Delação premiada: juntemo-nos ao grupo dos populistas!
O que aqui está em causa? a figura do delator, o que denuncia, o que se chiba, o que trai alguém. E em que difere este sistema do método fascista do bufo? A tortura talvez. Pelo menos, até ver.
Na era das séries criminais em barda e de filmes oriundos das terras do Tio Sam ou mesmo das de Sua Majestade, a delação premiada não é, para nós, um conceito totalmente estranho. “The District Attorney wants to make a deal”, “plea bargaining ” já são expressões que nos entraram pela casa adentro. O Governo vem agora – com o ímpeto fervoroso de matar esta corrupção sem limites que assola Portugal (para os mais distraídos este é um exercício de pura ironia da minha parte!) – lançar um Plano de Combate à Corrupção (será o terceiro, quarto ou quinto da história da nossa jovem democracia?) em que lança o tapete à polémica ao anunciar a introdução de medidas que chama de meramente cirúrgicas no conceito de colaboração premiada.

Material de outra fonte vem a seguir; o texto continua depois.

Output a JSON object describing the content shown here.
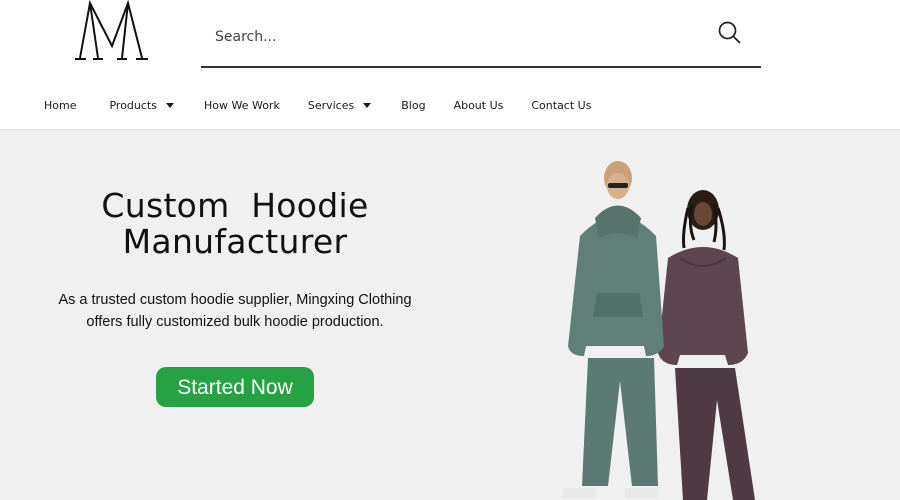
{
  "search": {
    "placeholder": "Search..."
  },
  "nav": {
    "items": [
      {
        "label": "Home",
        "has_dropdown": false
      },
      {
        "label": "Products",
        "has_dropdown": true
      },
      {
        "label": "How We Work",
        "has_dropdown": false
      },
      {
        "label": "Services",
        "has_dropdown": true
      },
      {
        "label": "Blog",
        "has_dropdown": false
      },
      {
        "label": "About Us",
        "has_dropdown": false
      },
      {
        "label": "Contact Us",
        "has_dropdown": false
      }
    ]
  },
  "hero": {
    "title_line1": "Custom  Hoodie",
    "title_line2": "Manufacturer",
    "desc_line1": "As a trusted custom hoodie supplier, Mingxing Clothing",
    "desc_line2": "offers fully customized bulk hoodie production.",
    "cta_label": "Started Now"
  },
  "icons": {
    "logo": "brand-logo-icon",
    "search": "search-icon",
    "dropdown": "caret-down-icon"
  },
  "colors": {
    "accent": "#25a244",
    "hero_bg": "#f0f0f0",
    "hoodie_left": "#5f7f78",
    "hoodie_right": "#5e4650"
  }
}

Mas vamos lá então chamar os bois pelos nomes. O que aqui está em causa? a figura do delator, o que denuncia, o que se chiba, o que faz queixinhas de alguém em troca de algum favorecimento da sua própria punição. O que trai alguém (supostamente um parceiro de um crime). E em que difere este sistema do método fascista do bufo? A tortura talvez. Pelo menos, até ver. Com meias palavras, Francisca Van Dunem vem falar de medidas “apenas cirúrgicas”, justificando-se com o facto do mecanismo já existir na lei. Mas aconselho-vos a fazer um simples exercício de honestidade intelectual: existe? existe mesmo? Sim, existe, mas com o prazo limite de 30 dias desde a prática do crime até à dita denúncia. Um prazo de apenas um mês entre a prática do crime e a denúncia já em sede de investigação criminal, num país em que a Justiça penal demora mais de um ano até haver uma condenação em sede de julgamento. Numa Justiça em que uma acusação demora, em média, oito a nove meses. O que a ministra quer agora é precisamente retirar esse prazo de trinta dias. Na prática, não é apenas uma medida cirúrgica mas sim uma possibilidade de concretizar, no terreno, aquilo que já está previsto na lei. E com que contornos senhora ministra? Pré ou pós processual? O acordo será assinado e por quem? O delator tem de ‘participar’ de forma voluntária (queremos acreditar que só assim pode ser). E tem de ser o primeiro a denunciar? E pode ser o líder da associação criminosa ou não? E estará em cima da mesa a não punição do delator que é, também, um criminoso?
Bem podemos pegar nos dados que nos dizem que desde os anos 70 que este mecanismo foi crucial para 90% das condenações de crimes nos Estados Unidos. Mas estaremos nós preparados para ter um processo penal em modo copy cat do norte-americano? Um país em que 30 dos 50 Estados aprovam a pena de morte por crimes violentos, um país que elegeu Donald Trump como líder. Estaremos? Convictamente respondo que não. A traição como meio de obtenção de prova parece-me um retrocesso na nossa democracia e que nos levará, com certeza, a caminhos muito escorregadios em tempos em que o autoritarismo de alguns magistrados ou mesmo de algumas polícias pisa, de forma consecutiva, os direitos fundamentais e o princípio da presunção de inocência, ainda basilar no nosso processo penal. Mas até quando?